Now the 69-year-old Stoller has cut back his annual mileage to closer to 26,000 miles. But, still, "I'm concerned about gas prices," he says, reporting that last week he found regular in central Jersey for $1.91 a gallon, "the lowest we've seen since Katrina!"
So what's in his wallet these days? Stoller says he still uses the trusty Citi Dividend Platinum Select card from Citibank that he switched to last year. The no-annual-fee card has several upsides, offering 5 percent cash rebates on gas, grocery and drugstore purchases from stand-alone stations and stores (not warehouse clubs, discount stores, department stores and convenience stores) and a 1 percent rebate on other purchases. Only downsides are that rebates are capped annually at $300 and it takes good credit to get one.
"Not to be outdone, Chase has a card which also gives 5 percent on gas and grocery purchases," says Stoller, referring to the Chase Cash Plus Rewards Visa card.
Several other gas-rebate cards offer 6 percent or more in rebates on gas purchases -- but usually with a hitch, such as the good deal lasts for 60 days before going back to a so-so deal, or it's good only for a specific brand of gas.

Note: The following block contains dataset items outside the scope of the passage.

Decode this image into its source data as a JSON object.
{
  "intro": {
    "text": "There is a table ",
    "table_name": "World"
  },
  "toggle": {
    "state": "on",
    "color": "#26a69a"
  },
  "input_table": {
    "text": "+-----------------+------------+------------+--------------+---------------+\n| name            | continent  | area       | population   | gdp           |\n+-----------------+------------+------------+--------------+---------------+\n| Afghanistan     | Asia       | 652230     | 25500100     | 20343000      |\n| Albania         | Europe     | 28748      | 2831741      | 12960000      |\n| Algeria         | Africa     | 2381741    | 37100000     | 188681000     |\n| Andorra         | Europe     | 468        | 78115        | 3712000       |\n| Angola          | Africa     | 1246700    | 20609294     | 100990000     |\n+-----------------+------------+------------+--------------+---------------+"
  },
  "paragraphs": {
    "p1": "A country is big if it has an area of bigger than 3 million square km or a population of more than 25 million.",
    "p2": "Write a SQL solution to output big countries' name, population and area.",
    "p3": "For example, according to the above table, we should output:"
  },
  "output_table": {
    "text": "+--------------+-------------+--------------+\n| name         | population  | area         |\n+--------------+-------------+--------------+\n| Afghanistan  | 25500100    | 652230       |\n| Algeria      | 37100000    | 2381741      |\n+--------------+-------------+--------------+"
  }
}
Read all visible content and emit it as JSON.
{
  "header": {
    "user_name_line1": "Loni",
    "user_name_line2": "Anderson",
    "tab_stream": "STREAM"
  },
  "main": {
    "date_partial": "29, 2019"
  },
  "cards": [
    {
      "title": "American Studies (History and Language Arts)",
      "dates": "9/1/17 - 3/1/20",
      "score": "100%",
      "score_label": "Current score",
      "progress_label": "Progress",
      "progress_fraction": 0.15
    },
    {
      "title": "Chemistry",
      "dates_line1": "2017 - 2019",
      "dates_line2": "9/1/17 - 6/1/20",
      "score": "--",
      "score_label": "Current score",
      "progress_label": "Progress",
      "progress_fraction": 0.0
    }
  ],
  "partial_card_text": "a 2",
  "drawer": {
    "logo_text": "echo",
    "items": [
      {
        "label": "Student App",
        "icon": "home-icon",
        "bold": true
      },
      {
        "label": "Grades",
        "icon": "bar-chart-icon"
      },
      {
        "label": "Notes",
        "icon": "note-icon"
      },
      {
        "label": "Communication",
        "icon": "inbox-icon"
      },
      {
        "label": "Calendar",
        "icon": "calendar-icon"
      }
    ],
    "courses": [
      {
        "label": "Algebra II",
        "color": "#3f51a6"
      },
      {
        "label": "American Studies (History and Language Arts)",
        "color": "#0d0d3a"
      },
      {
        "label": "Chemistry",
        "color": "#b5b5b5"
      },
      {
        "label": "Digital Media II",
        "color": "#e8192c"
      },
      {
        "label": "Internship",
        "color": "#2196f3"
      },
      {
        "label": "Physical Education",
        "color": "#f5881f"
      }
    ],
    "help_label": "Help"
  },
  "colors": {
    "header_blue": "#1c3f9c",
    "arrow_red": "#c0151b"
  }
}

Among those, says Stoller, is Chase's Hess credit card, offering a 10 percent rebate on Hess gas purchases for the first 90 days and 5 percent thereafter.
"The champion," he says, of those short-term deals for now is the Shell MasterCard that offers a 15 percent rebate on subsequent purchases of Shell gas for the first 60 days and 5 percent thereafter.
Shell MasterCard spokeswoman Elizabeth Hudson says the card has offered the core deal of a 5 percent rebate on Shell gas purchases since it began in 1993. But its current introductory promotion triples rebates for the first 60 days on any new account through Jan. 15. "That's not just for gasoline," says Hudson. "For all other everyday purchases, you get a 1 percent rebate applied toward your future Shell gasoline purchases, and for the first 60 days that triples. . . . You can imagine the savings."
Hudson calculates that with the 15 percent rebate, if gas is an average $2.35 a gallon, you save about 35 cents a gallon -- on 20 gallons that's $7. "It can really help you cut your driving expenses," she says. "We wanted a bold, in-your-face offer."
But this caveat: To make a gas-rebate credit card valuable, do as Ira Stoller does and pay off the monthly balance every month on time.